是否可以使用标准库生成进程而不在 Windows 中显示控制台窗口? [英] Is it possible to use the standard library to spawn a process without showing the console window in Windows?

问题描述

这就是我现在所拥有的:

This is what I have right now:

Command::new("/path/to/application")
  .args("-param")
  .spawn()

看起来 Rust 使用 CreateProcessW 来运行 Windows 进程，它允许创建标志.也许有一个标志可以满足我的需要?

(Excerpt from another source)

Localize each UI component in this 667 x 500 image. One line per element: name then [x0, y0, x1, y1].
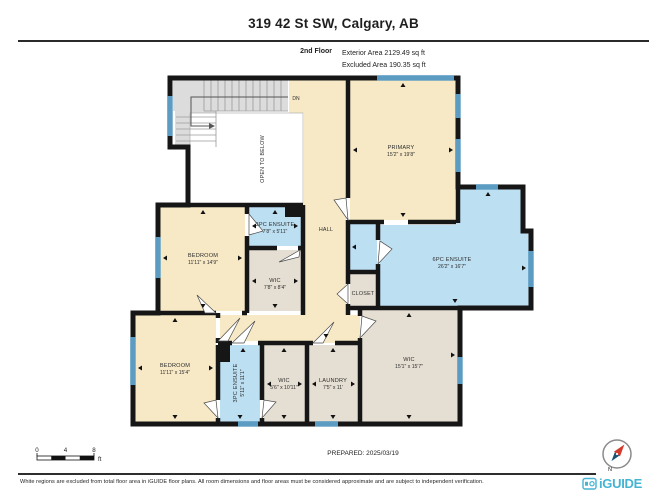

It looks like Rust uses CreateProcessW for running Windows processes, which allows creation flags. Perhaps there is a flag which will do what I need?

推荐答案

你可以使用 std::os::windows::process::CommandExt::creation_flags.请参阅进程创建标志<的文档页面/a> 或理想情况下使用 winapi.

您写道这是一个 GUI 应用程序，因此我假设您不需要此应用程序的控制台输出.DETACHED_PROCESS 不会创建 conhost.exe，但如果您想处理输出，您应该使用 CREATE_NO_WINDOW.

You wrote that this is a GUI application, so I assume you don't need the console output on this one. DETACHED_PROCESS does not create conhost.exe, but if you want to process the output you should use CREATE_NO_WINDOW.

我还建议使用 start 作为命令，否则您将不得不使用 cmd.exe，这可能会使启动延迟几毫秒.

示例

I would also recommend using start as the command because otherwise you will have to use cmd.exe and this will probably delay the start by a few milliseconds.

use std::process::Command;
use std::os::windows::process::CommandExt;

const CREATE_NO_WINDOW: u32 = 0x08000000;
const DETACHED_PROCESS: u32 = 0x00000008;

let mut command = Command::new("cmd").args(&["/C", "start", &exe_path]);
command.creation_flags(DETACHED_PROCESS); // Be careful: This only works on windows

// If you use DETACHED_PROCESS you could set stdout, stderr, and stdin to Stdio::null() to avoid possible allocations.

这篇关于是否可以使用标准库生成进程而不在 Windows 中显示控制台窗口?的文章就介绍到这了，希望我们推荐的答案对大家有所帮助，也希望大家多多支持IT屋！